Conclusion. For the reasons stated, we affirm the decision of the board revoking the petitioner’s license to practice medicine and affirm the denial of the petitioner’s motion for a stay.

So ordered.

The petitioner appealed. The Appeals Court has stayed the appeal while his motion for a new trial is being considered by the trial judge.

The petitioner also was convicted of one count of violating G. L. c. 94C, § 32B, in connection with his prescribing Klonopin to a patient, but the board did not use that conviction as a basis for issuing its statement of allegations against the petitioner.

Dr. Greene was the petitioner’s tenant.

He argued that there were issues concerning (1) the board’s authority to use the convictions against him, (2) the validity of his convictions, (3) his pending appeal from the convictions, (4) a need for a fact-finding hearing so that the board had a basis to determine whether and what sanction was appropriate, and (5) the need to establish a full record for judicial review of any decision the board made.

Complaint counsel stated that summary suspension is appropriate only for behavior that directly jeopardizes public health or safety by threatening patients’ lives, limbs, or mental stability. 243 Code Mass. Regs. § 1.03(11) (1993).

Testing referrals of two of those patients formed the basis of the petitioner’s convictions of Medicaid fraud.

General Laws c. 112, § 5, provides that, after a hearing pursuant to G. L. c. 30A, the board may sanction a physician for a disciplinary offense.

The petitioner argued this issue in his motion for required findings of not guilty, which the judge denied. The petitioner raised this issue again in his pending motion pursuant to Mass.

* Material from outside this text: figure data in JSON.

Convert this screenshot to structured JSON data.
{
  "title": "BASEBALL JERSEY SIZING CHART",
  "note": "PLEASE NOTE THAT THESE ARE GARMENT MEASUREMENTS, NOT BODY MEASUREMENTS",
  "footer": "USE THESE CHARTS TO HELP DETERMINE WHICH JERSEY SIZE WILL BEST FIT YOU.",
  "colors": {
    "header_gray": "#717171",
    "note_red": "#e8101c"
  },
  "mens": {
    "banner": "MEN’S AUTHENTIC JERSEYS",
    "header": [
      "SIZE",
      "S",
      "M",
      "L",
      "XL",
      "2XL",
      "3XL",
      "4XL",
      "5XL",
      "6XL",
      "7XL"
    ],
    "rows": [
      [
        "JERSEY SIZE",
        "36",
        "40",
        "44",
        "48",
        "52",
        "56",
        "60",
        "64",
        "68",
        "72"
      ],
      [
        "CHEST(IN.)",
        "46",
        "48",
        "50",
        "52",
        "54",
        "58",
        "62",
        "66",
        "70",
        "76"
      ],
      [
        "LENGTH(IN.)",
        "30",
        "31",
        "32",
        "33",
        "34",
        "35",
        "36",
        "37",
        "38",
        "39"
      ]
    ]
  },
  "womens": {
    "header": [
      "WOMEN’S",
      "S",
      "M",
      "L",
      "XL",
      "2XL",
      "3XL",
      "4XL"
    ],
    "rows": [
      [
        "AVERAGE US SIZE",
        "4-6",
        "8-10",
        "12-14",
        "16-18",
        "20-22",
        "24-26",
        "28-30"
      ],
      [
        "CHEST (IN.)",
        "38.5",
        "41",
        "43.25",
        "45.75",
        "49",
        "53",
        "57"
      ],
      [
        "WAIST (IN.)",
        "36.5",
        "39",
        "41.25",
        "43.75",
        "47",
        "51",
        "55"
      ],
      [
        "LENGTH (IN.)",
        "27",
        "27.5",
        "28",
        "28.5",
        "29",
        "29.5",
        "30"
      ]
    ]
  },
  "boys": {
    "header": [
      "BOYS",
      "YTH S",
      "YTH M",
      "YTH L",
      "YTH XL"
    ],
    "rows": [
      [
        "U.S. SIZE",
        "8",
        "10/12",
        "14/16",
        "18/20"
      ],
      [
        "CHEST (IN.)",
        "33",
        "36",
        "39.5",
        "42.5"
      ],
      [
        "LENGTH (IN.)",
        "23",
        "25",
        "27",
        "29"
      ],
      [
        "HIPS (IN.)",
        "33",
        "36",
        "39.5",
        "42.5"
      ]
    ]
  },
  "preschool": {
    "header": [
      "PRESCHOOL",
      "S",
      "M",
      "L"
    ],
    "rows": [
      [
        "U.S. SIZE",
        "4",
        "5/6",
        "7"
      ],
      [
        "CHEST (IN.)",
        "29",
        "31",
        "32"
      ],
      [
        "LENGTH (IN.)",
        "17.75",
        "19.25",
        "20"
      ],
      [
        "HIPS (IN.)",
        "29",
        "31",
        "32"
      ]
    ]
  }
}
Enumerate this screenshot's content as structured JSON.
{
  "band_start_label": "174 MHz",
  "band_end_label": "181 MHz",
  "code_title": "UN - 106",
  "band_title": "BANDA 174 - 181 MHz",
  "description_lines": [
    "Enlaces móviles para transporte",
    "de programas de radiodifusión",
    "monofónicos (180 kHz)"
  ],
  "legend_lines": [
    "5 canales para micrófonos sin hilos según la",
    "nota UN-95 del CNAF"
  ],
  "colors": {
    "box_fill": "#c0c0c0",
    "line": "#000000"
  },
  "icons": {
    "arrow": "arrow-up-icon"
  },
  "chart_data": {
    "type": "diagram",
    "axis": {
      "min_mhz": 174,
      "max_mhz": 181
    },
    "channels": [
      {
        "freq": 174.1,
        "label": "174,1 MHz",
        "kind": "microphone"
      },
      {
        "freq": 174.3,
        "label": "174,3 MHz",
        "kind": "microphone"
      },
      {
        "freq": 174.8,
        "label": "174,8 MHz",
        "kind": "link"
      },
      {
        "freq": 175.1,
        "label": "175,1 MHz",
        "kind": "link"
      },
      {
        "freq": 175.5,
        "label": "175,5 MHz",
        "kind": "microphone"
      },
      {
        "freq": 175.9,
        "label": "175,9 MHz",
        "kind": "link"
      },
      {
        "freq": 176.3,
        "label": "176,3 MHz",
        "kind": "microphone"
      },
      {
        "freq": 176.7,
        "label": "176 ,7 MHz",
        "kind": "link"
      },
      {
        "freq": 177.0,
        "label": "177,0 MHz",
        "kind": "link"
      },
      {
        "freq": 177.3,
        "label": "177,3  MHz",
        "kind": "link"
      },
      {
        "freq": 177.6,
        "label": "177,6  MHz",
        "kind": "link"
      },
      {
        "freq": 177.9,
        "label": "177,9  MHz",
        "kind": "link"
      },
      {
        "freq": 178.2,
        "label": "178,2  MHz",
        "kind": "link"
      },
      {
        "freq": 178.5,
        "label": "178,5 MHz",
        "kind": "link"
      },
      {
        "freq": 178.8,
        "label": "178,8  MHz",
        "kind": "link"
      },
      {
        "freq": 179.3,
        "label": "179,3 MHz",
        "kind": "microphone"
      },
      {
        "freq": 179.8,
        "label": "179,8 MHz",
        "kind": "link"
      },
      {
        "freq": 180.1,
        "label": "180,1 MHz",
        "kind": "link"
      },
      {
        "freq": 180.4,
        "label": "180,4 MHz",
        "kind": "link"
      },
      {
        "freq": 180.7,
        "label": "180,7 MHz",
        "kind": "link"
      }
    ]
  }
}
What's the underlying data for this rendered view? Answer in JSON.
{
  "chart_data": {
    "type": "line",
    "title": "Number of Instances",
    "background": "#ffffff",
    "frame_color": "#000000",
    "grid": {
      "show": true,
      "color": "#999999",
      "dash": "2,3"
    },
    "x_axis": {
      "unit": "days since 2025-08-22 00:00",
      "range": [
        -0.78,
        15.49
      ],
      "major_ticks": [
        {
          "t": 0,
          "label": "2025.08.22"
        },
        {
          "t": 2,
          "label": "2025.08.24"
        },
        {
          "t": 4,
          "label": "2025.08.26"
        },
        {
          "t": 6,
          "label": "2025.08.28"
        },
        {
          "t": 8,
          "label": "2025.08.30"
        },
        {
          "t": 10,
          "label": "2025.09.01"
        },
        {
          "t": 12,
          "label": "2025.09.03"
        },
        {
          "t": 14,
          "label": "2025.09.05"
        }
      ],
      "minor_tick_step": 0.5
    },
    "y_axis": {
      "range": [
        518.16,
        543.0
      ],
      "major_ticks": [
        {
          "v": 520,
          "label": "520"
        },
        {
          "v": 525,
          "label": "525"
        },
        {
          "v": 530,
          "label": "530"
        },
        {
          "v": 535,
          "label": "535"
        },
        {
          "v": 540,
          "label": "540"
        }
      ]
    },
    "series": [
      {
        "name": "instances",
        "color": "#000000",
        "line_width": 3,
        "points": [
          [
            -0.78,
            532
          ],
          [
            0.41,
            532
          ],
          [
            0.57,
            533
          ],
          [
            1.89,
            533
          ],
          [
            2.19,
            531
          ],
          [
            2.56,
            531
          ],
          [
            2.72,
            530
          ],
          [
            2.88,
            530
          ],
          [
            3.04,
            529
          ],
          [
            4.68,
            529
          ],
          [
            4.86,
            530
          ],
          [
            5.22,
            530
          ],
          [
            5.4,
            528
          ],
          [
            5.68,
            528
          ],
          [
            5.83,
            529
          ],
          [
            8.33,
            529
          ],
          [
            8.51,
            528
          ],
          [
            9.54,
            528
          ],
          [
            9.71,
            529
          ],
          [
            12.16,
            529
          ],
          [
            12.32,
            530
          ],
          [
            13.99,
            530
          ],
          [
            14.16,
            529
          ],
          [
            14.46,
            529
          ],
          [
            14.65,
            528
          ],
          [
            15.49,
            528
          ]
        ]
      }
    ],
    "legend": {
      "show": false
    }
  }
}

R. Crim. P. 30, as appearing in 435 Mass. 1501 (2001), and on appeal from his convictions.

The petitioner also claims that the magistrate’s recommended decision erroneously stated twice that the petitioner was found guilty of filing false Medicaid claims, whereas he was found guilty of Medicaid fraud by referring patients to a psychologist. Although the magistrate misstated the crime of which the petitioner was convicted, she stated it properly elsewhere in her recommended decision, including in her findings of fact. The petitioner brought this error to the attention of the board in his objections to the recommended decision, his motion for remand and reconsideration, and his memorandum on disposition. In addition, the verdict form and indictments were part of the administrative record, which the board incorporated by *849reference. There is no reason to believe that the board misapprehended the basis for the convictions.

The petitioner also argues that the magistrate improperly referred to his convictions as “serious.” There was no error. See G. L. c. 274, § 1; G. L. c. 118E, § 40.

The petitioner states that, even though he argued for more than the ten minutes allotted by the board, this was not enough time. He has submitted no transcript, and, therefore, we need not consider this argument.

In its brief, the board states that if the petitioner’s convictions were reversed on appeal, he could file a petition for reinstatement pursuant to 243 Code Mass. Regs. § 1.05(4) (1993).